6.824 Lecture 3 - GFS

Lecture: https://www.youtube.com/watch?v=EpIgvowZr00
Paper:
Paper
The Google File System
FAQ: https://pdos.csail.mit.edu/6.824/papers/gfs-faq.txt

Distributed storage (S3, GFS, etc.) is a very useful abstraction
Distributed systems are largely either storage systems or systems built on storage systems
Tradeoff between consistency & performance; this is sort of a loop:
- You want a performant system, so you shard your data
- Sharding across 1000s of machines makes faults 100% likely
- You build fault tolerance using replication
- Replication can potentially cause 2+ inconsistent copies of the data
- You fix this inconsistency by using a consistent design, but reduce performance
Strong consistency: pretend that the system uses a single machine & there’s one copy of the data (this is pretty much exactly
Book
DDIA’s definition)
GFS was explicitly designed to be used in a single data center (lots of synchronous network IO before operations are done)

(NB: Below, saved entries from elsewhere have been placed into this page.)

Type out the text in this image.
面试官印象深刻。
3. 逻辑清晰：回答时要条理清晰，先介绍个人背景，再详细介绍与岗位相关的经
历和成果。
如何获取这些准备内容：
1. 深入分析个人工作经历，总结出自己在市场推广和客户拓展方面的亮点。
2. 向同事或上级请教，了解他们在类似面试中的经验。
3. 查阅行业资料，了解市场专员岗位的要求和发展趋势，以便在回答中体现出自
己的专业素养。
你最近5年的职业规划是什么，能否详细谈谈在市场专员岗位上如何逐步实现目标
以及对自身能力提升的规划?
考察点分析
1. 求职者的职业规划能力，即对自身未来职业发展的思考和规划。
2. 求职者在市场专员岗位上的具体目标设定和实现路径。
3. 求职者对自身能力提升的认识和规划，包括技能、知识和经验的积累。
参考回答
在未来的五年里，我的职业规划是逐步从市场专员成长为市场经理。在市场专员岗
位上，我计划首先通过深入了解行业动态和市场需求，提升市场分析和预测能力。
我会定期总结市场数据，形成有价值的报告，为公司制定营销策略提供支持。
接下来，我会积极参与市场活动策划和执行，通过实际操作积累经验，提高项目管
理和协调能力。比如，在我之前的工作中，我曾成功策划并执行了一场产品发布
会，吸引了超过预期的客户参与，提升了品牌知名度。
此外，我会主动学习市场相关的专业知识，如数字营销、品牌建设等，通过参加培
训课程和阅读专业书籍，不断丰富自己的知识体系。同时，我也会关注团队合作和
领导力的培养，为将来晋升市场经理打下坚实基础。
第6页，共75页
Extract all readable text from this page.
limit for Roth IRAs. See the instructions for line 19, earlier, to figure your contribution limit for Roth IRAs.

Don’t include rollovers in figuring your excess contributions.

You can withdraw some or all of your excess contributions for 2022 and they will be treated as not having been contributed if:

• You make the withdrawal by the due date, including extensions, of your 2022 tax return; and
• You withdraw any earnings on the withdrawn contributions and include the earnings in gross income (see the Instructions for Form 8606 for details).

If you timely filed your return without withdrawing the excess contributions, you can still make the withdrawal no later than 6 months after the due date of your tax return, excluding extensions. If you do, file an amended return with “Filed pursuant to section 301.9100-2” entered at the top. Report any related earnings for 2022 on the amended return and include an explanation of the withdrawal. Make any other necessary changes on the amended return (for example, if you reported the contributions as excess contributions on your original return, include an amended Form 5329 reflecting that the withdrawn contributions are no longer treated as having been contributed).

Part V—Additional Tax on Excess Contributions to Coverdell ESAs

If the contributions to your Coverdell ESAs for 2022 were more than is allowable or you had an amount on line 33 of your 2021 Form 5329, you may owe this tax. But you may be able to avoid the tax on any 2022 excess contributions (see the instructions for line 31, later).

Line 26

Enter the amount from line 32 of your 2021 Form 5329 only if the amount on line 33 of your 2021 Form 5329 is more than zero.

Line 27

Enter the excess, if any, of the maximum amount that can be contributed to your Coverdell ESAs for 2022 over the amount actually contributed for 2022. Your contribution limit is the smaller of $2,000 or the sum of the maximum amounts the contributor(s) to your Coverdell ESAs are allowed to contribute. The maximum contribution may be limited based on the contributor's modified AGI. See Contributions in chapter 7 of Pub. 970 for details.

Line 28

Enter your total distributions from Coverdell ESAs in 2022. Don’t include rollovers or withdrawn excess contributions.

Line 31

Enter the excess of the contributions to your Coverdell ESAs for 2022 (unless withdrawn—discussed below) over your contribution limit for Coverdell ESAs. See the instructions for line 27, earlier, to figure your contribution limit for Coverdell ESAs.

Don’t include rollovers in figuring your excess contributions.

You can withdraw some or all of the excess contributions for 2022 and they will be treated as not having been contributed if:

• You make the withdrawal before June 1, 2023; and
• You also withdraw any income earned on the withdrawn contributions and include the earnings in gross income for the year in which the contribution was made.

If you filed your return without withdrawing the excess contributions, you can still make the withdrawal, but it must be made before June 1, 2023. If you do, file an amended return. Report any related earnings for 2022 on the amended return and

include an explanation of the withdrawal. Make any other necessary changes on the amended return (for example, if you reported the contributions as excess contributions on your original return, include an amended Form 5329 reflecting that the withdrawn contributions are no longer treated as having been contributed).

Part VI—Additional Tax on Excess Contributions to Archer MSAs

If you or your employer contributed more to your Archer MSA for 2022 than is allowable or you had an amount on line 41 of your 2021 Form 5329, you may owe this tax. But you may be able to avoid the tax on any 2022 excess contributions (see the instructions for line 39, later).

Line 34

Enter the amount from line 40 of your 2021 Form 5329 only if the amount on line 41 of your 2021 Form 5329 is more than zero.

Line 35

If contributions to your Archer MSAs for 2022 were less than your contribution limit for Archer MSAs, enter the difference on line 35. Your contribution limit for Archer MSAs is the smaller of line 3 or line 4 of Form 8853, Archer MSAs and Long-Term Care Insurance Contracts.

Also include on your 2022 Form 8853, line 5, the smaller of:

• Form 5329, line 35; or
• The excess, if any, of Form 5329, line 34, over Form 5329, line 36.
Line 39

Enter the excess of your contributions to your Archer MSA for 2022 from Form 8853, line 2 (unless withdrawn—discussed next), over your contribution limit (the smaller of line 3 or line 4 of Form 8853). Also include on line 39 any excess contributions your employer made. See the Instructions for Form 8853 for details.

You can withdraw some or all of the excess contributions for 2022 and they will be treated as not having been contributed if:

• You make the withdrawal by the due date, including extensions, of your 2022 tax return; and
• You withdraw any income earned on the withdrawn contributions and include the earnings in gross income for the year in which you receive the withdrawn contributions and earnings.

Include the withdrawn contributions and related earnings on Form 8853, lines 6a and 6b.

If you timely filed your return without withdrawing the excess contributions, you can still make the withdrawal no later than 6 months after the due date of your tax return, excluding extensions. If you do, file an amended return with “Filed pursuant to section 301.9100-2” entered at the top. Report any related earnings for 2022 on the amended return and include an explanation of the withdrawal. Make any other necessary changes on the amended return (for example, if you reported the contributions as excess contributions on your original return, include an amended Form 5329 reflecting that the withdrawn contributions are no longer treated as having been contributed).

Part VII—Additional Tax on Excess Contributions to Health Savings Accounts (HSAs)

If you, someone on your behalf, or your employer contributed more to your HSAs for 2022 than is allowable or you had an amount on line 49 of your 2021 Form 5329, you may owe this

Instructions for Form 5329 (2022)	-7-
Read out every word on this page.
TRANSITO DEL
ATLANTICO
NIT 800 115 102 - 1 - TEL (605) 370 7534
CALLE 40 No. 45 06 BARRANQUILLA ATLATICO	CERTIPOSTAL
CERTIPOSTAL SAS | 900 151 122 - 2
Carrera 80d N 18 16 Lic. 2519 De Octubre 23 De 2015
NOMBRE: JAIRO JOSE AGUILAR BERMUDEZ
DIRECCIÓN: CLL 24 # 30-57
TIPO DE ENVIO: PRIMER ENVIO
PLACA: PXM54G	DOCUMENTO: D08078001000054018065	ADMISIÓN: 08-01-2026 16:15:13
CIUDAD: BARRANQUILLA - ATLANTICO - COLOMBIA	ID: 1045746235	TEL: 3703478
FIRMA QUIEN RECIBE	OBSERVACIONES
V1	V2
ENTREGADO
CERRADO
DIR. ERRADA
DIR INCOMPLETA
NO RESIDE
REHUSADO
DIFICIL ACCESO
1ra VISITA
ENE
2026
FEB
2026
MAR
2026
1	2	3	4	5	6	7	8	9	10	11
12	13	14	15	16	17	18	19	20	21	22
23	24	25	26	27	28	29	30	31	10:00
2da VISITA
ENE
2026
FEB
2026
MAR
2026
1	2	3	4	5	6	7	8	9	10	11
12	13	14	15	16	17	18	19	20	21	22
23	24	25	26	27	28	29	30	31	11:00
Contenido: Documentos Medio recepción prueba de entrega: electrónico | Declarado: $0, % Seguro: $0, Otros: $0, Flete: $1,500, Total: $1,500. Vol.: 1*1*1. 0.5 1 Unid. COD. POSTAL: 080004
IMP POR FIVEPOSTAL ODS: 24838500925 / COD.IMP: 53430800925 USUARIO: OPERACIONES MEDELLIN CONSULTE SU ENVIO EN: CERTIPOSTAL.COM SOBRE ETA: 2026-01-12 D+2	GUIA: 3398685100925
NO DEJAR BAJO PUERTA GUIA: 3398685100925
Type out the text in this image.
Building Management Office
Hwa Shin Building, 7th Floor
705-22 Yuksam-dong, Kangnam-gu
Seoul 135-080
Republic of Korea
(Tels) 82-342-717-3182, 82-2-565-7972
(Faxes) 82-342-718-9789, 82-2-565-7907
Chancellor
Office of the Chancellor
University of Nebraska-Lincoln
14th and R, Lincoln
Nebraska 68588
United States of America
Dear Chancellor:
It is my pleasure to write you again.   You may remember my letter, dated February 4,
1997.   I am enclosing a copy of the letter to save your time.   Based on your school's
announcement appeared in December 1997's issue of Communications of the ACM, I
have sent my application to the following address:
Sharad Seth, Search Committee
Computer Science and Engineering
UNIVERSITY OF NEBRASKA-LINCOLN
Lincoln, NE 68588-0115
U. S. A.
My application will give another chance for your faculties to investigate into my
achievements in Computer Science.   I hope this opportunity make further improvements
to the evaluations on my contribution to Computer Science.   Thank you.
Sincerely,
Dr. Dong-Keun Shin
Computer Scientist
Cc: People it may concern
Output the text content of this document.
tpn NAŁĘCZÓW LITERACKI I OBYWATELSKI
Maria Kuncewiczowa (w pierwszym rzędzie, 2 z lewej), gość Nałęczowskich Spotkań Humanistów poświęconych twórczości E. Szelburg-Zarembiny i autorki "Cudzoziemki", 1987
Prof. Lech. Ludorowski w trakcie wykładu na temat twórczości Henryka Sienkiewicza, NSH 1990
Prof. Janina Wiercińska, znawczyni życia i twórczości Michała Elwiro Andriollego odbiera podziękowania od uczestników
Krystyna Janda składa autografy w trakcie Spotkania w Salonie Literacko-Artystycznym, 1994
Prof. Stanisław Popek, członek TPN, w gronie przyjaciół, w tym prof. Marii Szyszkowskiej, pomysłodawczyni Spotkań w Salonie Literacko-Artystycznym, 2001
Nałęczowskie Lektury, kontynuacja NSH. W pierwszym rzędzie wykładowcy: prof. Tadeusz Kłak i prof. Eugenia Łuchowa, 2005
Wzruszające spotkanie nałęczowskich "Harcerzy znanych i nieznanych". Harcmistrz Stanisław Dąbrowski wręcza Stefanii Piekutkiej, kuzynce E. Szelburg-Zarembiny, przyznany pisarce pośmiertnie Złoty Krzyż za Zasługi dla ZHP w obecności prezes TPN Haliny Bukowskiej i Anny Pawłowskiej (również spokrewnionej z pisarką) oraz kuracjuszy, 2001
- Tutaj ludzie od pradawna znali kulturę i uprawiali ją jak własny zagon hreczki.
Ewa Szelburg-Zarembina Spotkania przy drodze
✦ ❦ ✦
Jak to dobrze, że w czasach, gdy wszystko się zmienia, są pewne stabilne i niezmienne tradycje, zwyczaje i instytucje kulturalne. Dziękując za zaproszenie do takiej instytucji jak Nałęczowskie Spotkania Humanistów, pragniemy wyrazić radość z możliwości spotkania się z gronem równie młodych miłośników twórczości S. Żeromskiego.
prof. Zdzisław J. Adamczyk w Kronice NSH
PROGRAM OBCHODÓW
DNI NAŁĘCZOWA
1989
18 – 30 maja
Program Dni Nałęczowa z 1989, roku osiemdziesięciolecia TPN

Used internally at Google, not directly available to customers
Ideas in this paper aren’t novel, but the fact that this system is used in the real world at a relatively large scale makes it important nonetheless.
GFS doesn’t provide strong consistency; this idea was “heretical” at the time in academic circles. Google was able to get away with this because:
- It controlled all clients, so it wasn’t unreasonable to have the clients do more work (checksumming, being careful about record boundaries)
- GFS' use cases could tolerate stale results - search, etc.
The client application performs IO in terms of files and byte offsets within the entire (potentially very large) file. The GFS client library and the master translate that to a chunked view.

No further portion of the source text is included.